Houve até quem desconfiasse de sua existência.
Ele nasceu no antigo quilombo
Urupy, localizado entre Santo Amaro e o distrito Oliveira dos Campinhos, filho
de João Matos Pereira e Maria Auta Pereira. Reza a
história que quando ele nasceu, também estavam lá (e do seu lado nunca saíram), os protetores da capoeira: os orixás Ogum e Oxossi. Aos 13 anos ganhou o
mundo quando saiu de casa para trabalhar e começou a escrever seu nome na
história através de suas aventuras.
Aprendeu com
um tio africano e ex-escravo os mistérios da capoeira, do jogo, das facas e das boas orações. O capoeirista era tão respeitado que costumava sair às ruas avisando aos comerciantes que fechassem as portas, pois tinha acabado de decretar feriado. Também era comum vê-lo presenteando um de seus compadres com penas de pavão, arrancadas dos chapéus dos valentões de Santo Amaro. Seu forte era a
agilidade, destreza, manha, rapidez de raciocínio, a calma e a surpresa. Muitas
crianças, mesmo a contragosto dos pais, se apaixonavam por aquele homem do povo
e seus movimentos perfeitos.
Seu jeito crônico de brigar,
cheio de malandragem e sorrisos de provocação irritava a polícia. Suas fugas
espetaculares ajudaram a criar o apelido: Mangangá também é o nome popular de
um espécie de besouro típico do sertão, conhecido como Abelha Mangangá, apesar
de ser extremamente maior que as demais especies de abelha e ser de coloração
preta e cuja mordedura produz calafrios e febre. Já o apelido Cordão de Ouro
teria surgido muito tempo depois, quando passou a haver a gradação de
capoeiristas através da cor do cordão. O cordão de ouro sereia superior a
qualquer outro nível de capoeira.
Nas rodas
de capoeira do Trapiche de Baixo (até hoje o bairro mais pobre de Santo Amaro) e nas festas populares, o jovem Besouro começou a se destacar. O seu forte era a agilidade, a rapidez de raciocínio, a calma e a surpresa, além de ter o corpo fechado com fortes mandingas e rezas. Paulo Barroquinha, Boca de Siri, Noca de Jacó, Doze Homens e Canário Pardo, todos moradores do local, foram os seus companheiros nas memoráveis rodas de Capoeira que hipnotizavam quem quer que passasse. Rodas de capoeira como aquelas só são vistas de tempos em tempos e, talvez, mesmo assim, nunca se vejam outras iguais.

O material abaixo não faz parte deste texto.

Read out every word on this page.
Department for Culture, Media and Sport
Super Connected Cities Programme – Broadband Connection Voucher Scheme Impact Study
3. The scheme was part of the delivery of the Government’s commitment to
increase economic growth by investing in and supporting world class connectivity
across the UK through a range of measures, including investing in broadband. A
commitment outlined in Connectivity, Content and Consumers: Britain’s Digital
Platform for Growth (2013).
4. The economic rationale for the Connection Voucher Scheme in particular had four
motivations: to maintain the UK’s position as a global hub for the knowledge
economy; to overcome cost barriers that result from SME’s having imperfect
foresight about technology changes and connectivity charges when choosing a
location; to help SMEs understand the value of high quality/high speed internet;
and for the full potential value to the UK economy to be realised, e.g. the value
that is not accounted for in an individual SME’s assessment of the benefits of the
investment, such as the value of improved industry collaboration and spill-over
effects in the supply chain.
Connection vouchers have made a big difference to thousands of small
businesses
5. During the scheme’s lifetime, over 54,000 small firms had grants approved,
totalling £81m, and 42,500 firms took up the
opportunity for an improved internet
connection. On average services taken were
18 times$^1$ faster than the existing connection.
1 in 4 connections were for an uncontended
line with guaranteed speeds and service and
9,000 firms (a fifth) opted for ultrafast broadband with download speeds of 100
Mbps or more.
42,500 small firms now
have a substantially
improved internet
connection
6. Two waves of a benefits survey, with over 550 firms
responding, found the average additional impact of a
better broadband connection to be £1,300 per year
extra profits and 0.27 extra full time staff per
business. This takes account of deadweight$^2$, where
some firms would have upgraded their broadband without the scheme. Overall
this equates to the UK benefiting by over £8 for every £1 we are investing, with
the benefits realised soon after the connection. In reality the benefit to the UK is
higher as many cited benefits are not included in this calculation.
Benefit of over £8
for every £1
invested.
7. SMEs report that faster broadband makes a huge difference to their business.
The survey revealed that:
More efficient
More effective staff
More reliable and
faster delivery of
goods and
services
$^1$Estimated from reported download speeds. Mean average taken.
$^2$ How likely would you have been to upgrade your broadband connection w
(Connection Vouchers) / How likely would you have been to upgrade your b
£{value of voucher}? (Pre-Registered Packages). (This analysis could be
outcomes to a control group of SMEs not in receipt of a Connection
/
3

Besouro se saía tão bem das
situações de perigo que as pessoas acreditavam que ele possuía poderes
sobrenaturais. Muitos falavam que ele tinha o corpo fechado. O próprio apelido
vinha dessa crença: quando ele se encontrava numa situação difícil, diante dos
inimigos numerosos demais, Manoel se transformava em besouro e saía voando.

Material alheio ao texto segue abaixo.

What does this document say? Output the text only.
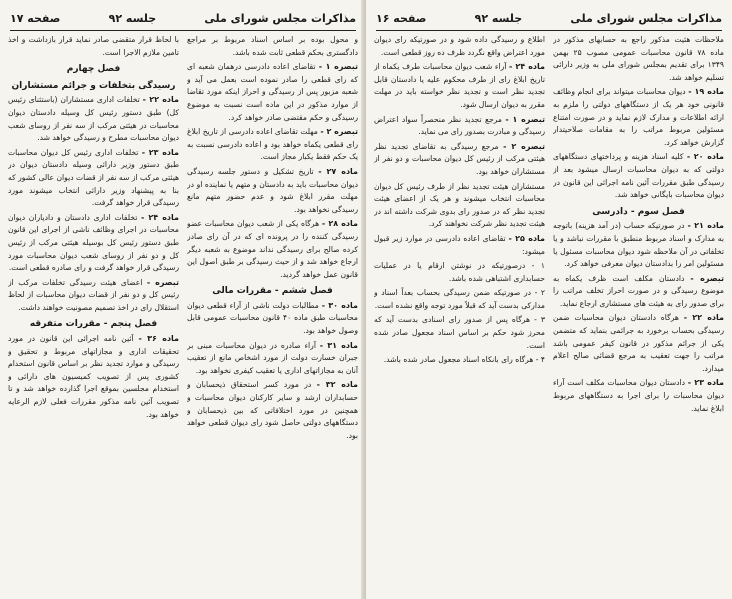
مذاکرات مجلس شورای ملی
جلسه ۹۲
صفحه ۱۷

با لحاظ قرار متقضی صادر نماید قرار بازداشت و اخذ تامین ملازم الاجرا است.

فصل چهارم
رسیدگی بتخلفات و جرائم مستشاران

ماده ۲۲ - تخلفات اداری مستشاران (باستثنای رئیس کل) طبق دستور رئیس کل وسیله دادستان دیوان محاسبات در هیئتی مرکب از سه نفر از روسای شعب دیوان محاسبات مطرح و رسیدگی خواهد شد.

ماده ۲۳ - تخلفات اداری رئیس کل دیوان محاسبات طبق دستور وزیر دارائی وسیله دادستان دیوان در هیئتی مرکب از سه نفر از قضات دیوان عالی کشور که بنا به پیشنهاد وزیر دارائی انتخاب میشوند مورد رسیدگی قرار خواهد گرفت.

ماده ۲۴ - تخلفات اداری دادستان و دادیاران دیوان محاسبات در اجرای وظائف ناشی از اجرای این قانون طبق دستور رئیس کل بوسیله هیئتی مرکب از رئیس کل و دو نفر از روسای شعب دیوان محاسبات مورد رسیدگی قرار خواهد گرفت و رای صادره قطعی است.

تبصره - اعضای هیئت رسیدگی تخلفات مرکب از رئیس کل و دو نفر از قضات دیوان محاسبات از لحاظ استقلال رای در اخذ تصمیم مصونیت خواهند داشت.

فصل پنجم - مقررات متفرقه

ماده ۳۶ - آئین نامه اجرائی این قانون در مورد تحقیقات اداری و مجازاتهای مربوط و تحقیق و رسیدگی و موارد تجدید نظر بر اساس قانون استخدام کشوری پس از تصویب کمیسیون های دارائی و استخدام مجلسین بموقع اجرا گذارده خواهد شد و تا تصویب آئین نامه مذکور مقررات فعلی لازم الرعایه خواهد بود.

و محول بوده بر اساس اسناد مربوط بر مراجع دادگستری بحکم قطعی ثابت شده باشد.

تبصره ۱ - تقاضای اعاده دادرسی درهمان شعبه ای که رای قطعی را صادر نموده است بعمل می آید و شعبه مزبور پس از رسیدگی و احراز اینکه مورد تقاضا از موارد مذکور در این ماده است نسبت به موضوع رسیدگی و حکم مقتضی صادر خواهد کرد.

تبصره ۲ - مهلت تقاضای اعاده دادرسی از تاریخ ابلاغ رای قطعی یکماه خواهد بود و اعاده دادرسی نسبت به یک حکم فقط یکبار مجاز است.

ماده ۲۷ - تاریخ تشکیل و دستور جلسه رسیدگی دیوان محاسبات باید به دادستان و متهم یا نماینده او در مهلت مقرر ابلاغ شود و عدم حضور متهم مانع رسیدگی نخواهد بود.

ماده ۲۸ - هرگاه یکی از شعب دیوان محاسبات عضو رسیدگی کننده را در پرونده ای که در آن رای صادر کرده صالح برای رسیدگی نداند موضوع به شعبه دیگر ارجاع خواهد شد و از حیث رسیدگی بر طبق اصول این قانون عمل خواهد گردید.

فصل ششم - مقررات مالی

ماده ۳۰ - مطالبات دولت ناشی از آراء قطعی دیوان محاسبات طبق ماده ۴۰ قانون محاسبات عمومی قابل وصول خواهد بود.

ماده ۳۱ - آراء صادره در دیوان محاسبات مبنی بر جبران خسارت دولت از مورد اشخاص مانع از تعقیب آنان به مجازاتهای اداری یا تعقیب کیفری نخواهد بود.

ماده ۳۲ - در مورد کسر استحقاق ذیحسابان و حسابداران ارشد و سایر کارکنان دیوان محاسبات و همچنین در مورد اختلافاتی که بین ذیحسابان و دستگاههای دولتی حاصل شود رای دیوان قطعی خواهد بود.

مذاکرات مجلس شورای ملی
جلسه ۹۲
صفحه ۱۶

اطلاع و رسیدگی داده شود و در صورتیکه رای دیوان مورد اعتراض واقع نگردد ظرف ده روز قطعی است.

ماده ۲۴ - آراء شعب دیوان محاسبات طرف یکماه از تاریخ ابلاغ رای از طرف محکوم علیه یا دادستان قابل تجدید نظر است و تجدید نظر خواسته باید در مهلت مقرر به دیوان ارسال شود.

تبصره ۱ - مرجع تجدید نظر منحصراً سواد اعتراض رسیدگی و مبادرت بصدور رای می نماید.

تبصره ۲ - مرجع رسیدگی به تقاضای تجدید نظر هیئتی مرکب از رئیس کل دیوان محاسبات و دو نفر از مستشاران خواهد بود.

مستشاران هیئت تجدید نظر از طرف رئیس کل دیوان محاسبات انتخاب میشوند و هر یک از اعضای هیئت تجدید نظر که در صدور رای بدوی شرکت داشته اند در هیئت تجدید نظر شرکت نخواهند کرد.

ماده ۲۵ - تقاضای اعاده دادرسی در موارد زیر قبول میشود:

۱ - درصورتیکه در نوشتن ارقام یا در عملیات حسابداری اشتباهی شده باشد.

۲ - در صورتیکه ضمن رسیدگی بحساب بعداً اسناد و مدارکی بدست آید که قبلاً مورد توجه واقع نشده است.

۳ - هرگاه پس از صدور رای اسنادی بدست آید که محرز شود حکم بر اساس اسناد مجعول صادر شده است.

۴ - هرگاه رای بانکاه اسناد مجعول صادر شده باشد.

ملاحظات هئیت مذکور راجع به حسابهای مذکور در ماده ۷۸ قانون محاسبات عمومی مصوب ۲۵ بهمن ۱۳۴۹ برای تقدیم بمجلس شورای ملی به وزیر دارائی تسلیم خواهد شد.

ماده ۱۹ - دیوان محاسبات میتواند برای انجام وظائف قانونی خود هر یک از دستگاههای دولتی را ملزم به ارائه اطلاعات و مدارک لازم نماید و در صورت امتناع مسئولین مربوط مراتب را به مقامات صلاحیتدار گزارش خواهد کرد.

ماده ۲۰ - کلیه اسناد هزینه و پرداختهای دستگاههای دولتی که به دیوان محاسبات ارسال میشود بعد از رسیدگی طبق مقررات آئین نامه اجرائی این قانون در دیوان محاسبات بایگانی خواهد شد.

فصل سوم - دادرسی

ماده ۲۱ - در صورتیکه حساب (در آمد هزینه) باتوجه به مدارک و اسناد مربوط منطبق با مقررات نباشد و یا تخلفاتی در آن ملاحظه شود دیوان محاسبات مسئول یا مسئولین امر را بدادستان دیوان معرفی خواهد کرد.

تبصره - دادستان مکلف است ظرف یکماه به موضوع رسیدگی و در صورت احراز تخلف مراتب را برای صدور رای به هیئت های مستشاری ارجاع نماید.

ماده ۲۲ - هرگاه دادستان دیوان محاسبات ضمن رسیدگی بحساب برخورد به جرائمی بنماید که متضمن یکی از جرائم مذکور در قانون کیفر عمومی باشد مراتب را جهت تعقیب به مرجع قضائی صالح اعلام میدارد.

ماده ۲۳ - دادستان دیوان محاسبات مکلف است آراء دیوان محاسبات را برای اجرا به دستگاههای مربوط ابلاغ نماید.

Besouro vivia num mundo em que, para sobreviver, era preciso ter malícia dentro
e fora da roda da capoeira.
As brigas eram sucessivas e por
muitas vezes Besouro tomou partido dos fracos contra os
proprietários de
fazendas, engenhos e policiais. Certa vez estava sem trabalho e foi a Usina
Colônia, hoje Santa Elisa. Deram-lhe trabalho. Trabalhou uma semana. Quando foi
no dia do pagamento ele sabia que o patrão tinha o hábito de chamar o
trabalhador uma vez, e na segunda dizia: "quebrou para São Caetano",
que quer dizer: não recebe mais; e se reclamasse era chicoteado e ficava preso
no tronco de madeira e depois mandado embora. No dia do pagamento, deixou que o
patrão o chamasse duas vezes sem responder. O patrão disse o seu quebrou para
São Caetano. Todos receberam o dinheiro menos Besouro. Besouro invadiu então a
casa do homem, pegou-lhe pelo cavanhaque e obrigou que pagassem seu dinheiro.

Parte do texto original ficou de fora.